Mme Catherine Procaccia. Monsieur le président, monsieur le ministre, mes chers collègues, mon engagement en faveur de la formation des jeunes et des étudiants n’est plus à démontrer ici, qu’il s’agisse de leur sécurité sociale ou de leur accès à des stages. En tant que présidente de la commission spéciale sur la formation professionnelle, j’ai pu faire évoluer ces derniers, mais j’ai aussi été la première à alerter les ministères lorsqu’une circulaire s’est concrétisée par une application contraire à la volonté du législateur et du Gouvernement.

Il a fallu de multiples interventions pour redresser une interprétation erronée et tatillonne qui a contraint des centaines d’étudiants à annuler le stage prévu en entreprise en 2010. Et, bis repetita, c’est ce qui semble s’être reproduit avec cette circulaire de mai 2011. Je me réjouis donc, chère Bariza Khiari, que vous ayez inscrit ce débat au Sénat.

Mais, depuis la fixation de l’ordre du jour, un accord a été trouvé entre les trois ministères concernés, ce qui m’a, je l’avoue, contrainte à changer une partie du contenu de mon intervention !

Dans un contexte de crise et de fragilité de l’emploi, il est de notre devoir de faciliter le début du parcours professionnel des étudiants, qu’ils soient français ou étrangers, sans pour autant faire preuve de laxisme.

Les étudiants cherchent à obtenir un diplôme qui ait de la valeur, à découvrir une culture différente, à maîtriser une langue étrangère, à se forger une expérience internationale. C’est l’essence même du programme Erasmus, auquel bon nombre de nos enfants ont participé. En France, les étudiants ont la possibilité de suivre des études intéressantes à des coûts faibles, les frais d’inscription et de visa étant sans commune mesure avec ceux de la plupart des pays réputés pour leur enseignement.

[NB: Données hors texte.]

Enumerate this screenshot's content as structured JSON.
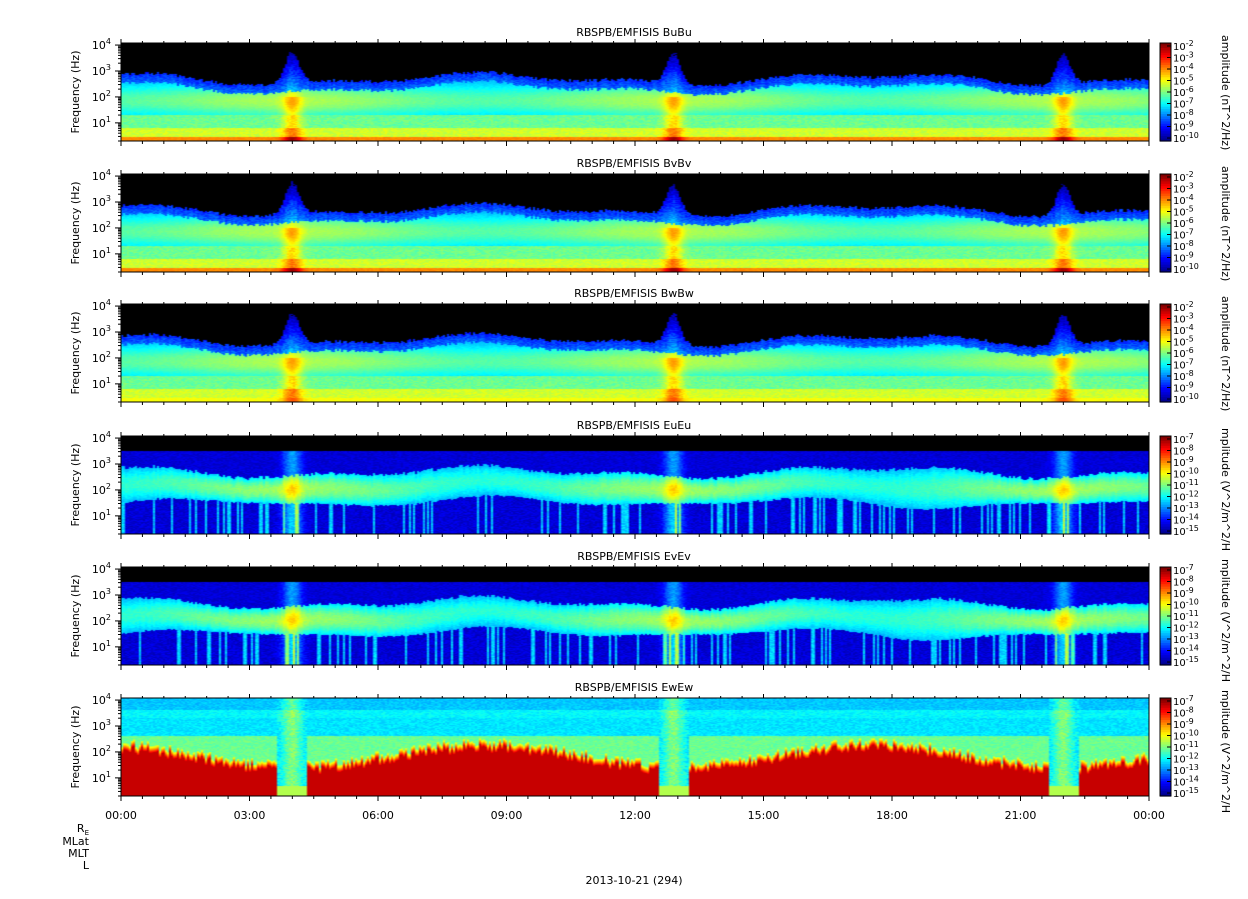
{
  "chart_data": [
    {
      "type": "heatmap",
      "title": "RBSPB/EMFISIS  BuBu",
      "ylabel": "Frequency (Hz)",
      "yscale": "log",
      "ylim": [
        2,
        12000
      ],
      "yticks": [
        {
          "base": "10",
          "exp": "1",
          "value": 10
        },
        {
          "base": "10",
          "exp": "2",
          "value": 100
        },
        {
          "base": "10",
          "exp": "3",
          "value": 1000
        },
        {
          "base": "10",
          "exp": "4",
          "value": 10000
        }
      ],
      "colorbar": {
        "label": "amplitude (nT^2/Hz)",
        "exponents": [
          "-2",
          "-3",
          "-4",
          "-5",
          "-6",
          "-7",
          "-8",
          "-9",
          "-10"
        ]
      },
      "kind": "B",
      "variant": 0,
      "events": [
        4.0,
        12.9,
        22.0
      ]
    },
    {
      "type": "heatmap",
      "title": "RBSPB/EMFISIS  BvBv",
      "ylabel": "Frequency (Hz)",
      "yscale": "log",
      "ylim": [
        2,
        12000
      ],
      "yticks": [
        {
          "base": "10",
          "exp": "1",
          "value": 10
        },
        {
          "base": "10",
          "exp": "2",
          "value": 100
        },
        {
          "base": "10",
          "exp": "3",
          "value": 1000
        },
        {
          "base": "10",
          "exp": "4",
          "value": 10000
        }
      ],
      "colorbar": {
        "label": "amplitude (nT^2/Hz)",
        "exponents": [
          "-2",
          "-3",
          "-4",
          "-5",
          "-6",
          "-7",
          "-8",
          "-9",
          "-10"
        ]
      },
      "kind": "B",
      "variant": 1,
      "events": [
        4.0,
        12.9,
        22.0
      ]
    },
    {
      "type": "heatmap",
      "title": "RBSPB/EMFISIS  BwBw",
      "ylabel": "Frequency (Hz)",
      "yscale": "log",
      "ylim": [
        2,
        12000
      ],
      "yticks": [
        {
          "base": "10",
          "exp": "1",
          "value": 10
        },
        {
          "base": "10",
          "exp": "2",
          "value": 100
        },
        {
          "base": "10",
          "exp": "3",
          "value": 1000
        },
        {
          "base": "10",
          "exp": "4",
          "value": 10000
        }
      ],
      "colorbar": {
        "label": "amplitude (nT^2/Hz)",
        "exponents": [
          "-2",
          "-3",
          "-4",
          "-5",
          "-6",
          "-7",
          "-8",
          "-9",
          "-10"
        ]
      },
      "kind": "B",
      "variant": 2,
      "events": [
        4.0,
        12.9,
        22.0
      ]
    },
    {
      "type": "heatmap",
      "title": "RBSPB/EMFISIS  EuEu",
      "ylabel": "Frequency (Hz)",
      "yscale": "log",
      "ylim": [
        2,
        12000
      ],
      "yticks": [
        {
          "base": "10",
          "exp": "1",
          "value": 10
        },
        {
          "base": "10",
          "exp": "2",
          "value": 100
        },
        {
          "base": "10",
          "exp": "3",
          "value": 1000
        },
        {
          "base": "10",
          "exp": "4",
          "value": 10000
        }
      ],
      "colorbar": {
        "label": "mplitude (V^2/m^2/H",
        "exponents": [
          "-7",
          "-8",
          "-9",
          "-10",
          "-11",
          "-12",
          "-13",
          "-14",
          "-15"
        ]
      },
      "kind": "E",
      "variant": 0,
      "events": [
        4.0,
        12.9,
        22.0
      ]
    },
    {
      "type": "heatmap",
      "title": "RBSPB/EMFISIS  EvEv",
      "ylabel": "Frequency (Hz)",
      "yscale": "log",
      "ylim": [
        2,
        12000
      ],
      "yticks": [
        {
          "base": "10",
          "exp": "1",
          "value": 10
        },
        {
          "base": "10",
          "exp": "2",
          "value": 100
        },
        {
          "base": "10",
          "exp": "3",
          "value": 1000
        },
        {
          "base": "10",
          "exp": "4",
          "value": 10000
        }
      ],
      "colorbar": {
        "label": "mplitude (V^2/m^2/H",
        "exponents": [
          "-7",
          "-8",
          "-9",
          "-10",
          "-11",
          "-12",
          "-13",
          "-14",
          "-15"
        ]
      },
      "kind": "E",
      "variant": 1,
      "events": [
        4.0,
        12.9,
        22.0
      ]
    },
    {
      "type": "heatmap",
      "title": "RBSPB/EMFISIS  EwEw",
      "ylabel": "Frequency (Hz)",
      "yscale": "log",
      "ylim": [
        2,
        12000
      ],
      "yticks": [
        {
          "base": "10",
          "exp": "1",
          "value": 10
        },
        {
          "base": "10",
          "exp": "2",
          "value": 100
        },
        {
          "base": "10",
          "exp": "3",
          "value": 1000
        },
        {
          "base": "10",
          "exp": "4",
          "value": 10000
        }
      ],
      "colorbar": {
        "label": "mplitude (V^2/m^2/H",
        "exponents": [
          "-7",
          "-8",
          "-9",
          "-10",
          "-11",
          "-12",
          "-13",
          "-14",
          "-15"
        ]
      },
      "kind": "Ew",
      "variant": 0,
      "events": [
        4.0,
        12.9,
        22.0
      ]
    }
  ],
  "x_axis": {
    "range_hours": [
      0,
      24
    ],
    "tick_labels": [
      "00:00",
      "03:00",
      "06:00",
      "09:00",
      "12:00",
      "15:00",
      "18:00",
      "21:00",
      "00:00"
    ],
    "ephemeris_labels": {
      "re": "R",
      "re_sub": "E",
      "mlat": "MLat",
      "mlt": "MLT",
      "l": "L"
    },
    "date_label": "2013-10-21 (294)"
  },
  "colors": {
    "jet": [
      "#00008f",
      "#0000ff",
      "#007fff",
      "#00ffff",
      "#7fff7f",
      "#ffff00",
      "#ff7f00",
      "#ff0000",
      "#7f0000"
    ],
    "no_data": "#000000"
  }
}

Mais, contrairement à l’auteur de la résolution, j’estime que les étudiants étrangers n’ont pas plus vocation à s’installer en France après leurs études que les étudiants français n’ont vocation à s’installer en Grande-Bretagne, aux États-Unis, au Mexique ou en Australie, après avoir passé des semestres hors de l’Hexagone.

Le texte du 12 janvier revient sur certaines dispositions-clés, comme l’autorisation provisoire de séjour, APS, qui est délivrée aux étudiants étrangers pouvant justifier d’un master.

Je me suis interrogée sur ce délai assez court, mais il s’agit d’étrangers de haut niveau. Si, au bout de six mois, ils n’ont pas intégré une entreprise, c’est que leur diplôme ne correspond pas aux besoins et aux attentes du monde du travail français.

Le fait qu’un étudiant étranger qui décroche un emploi ou une promesse d’embauche « avant la délivrance de son diplôme » puisse obtenir une autorisation est aussi une réelle avancée, tant pour le jeune que pour l’entreprise. Si ce texte revu semble mieux convenir, il ne résout toutefois pas tous les problèmes.

Comme d’autres de mes collègues, j’ai ici un dossier, celui d’une jeune diplômée en économétrie embauchée en CDI mi-2011 dans l’entreprise dans laquelle j’ai travaillé pendant trente ans. Son changement de statut n’a pas été renouvelé. Ce cas parmi d’autres justifie ma position.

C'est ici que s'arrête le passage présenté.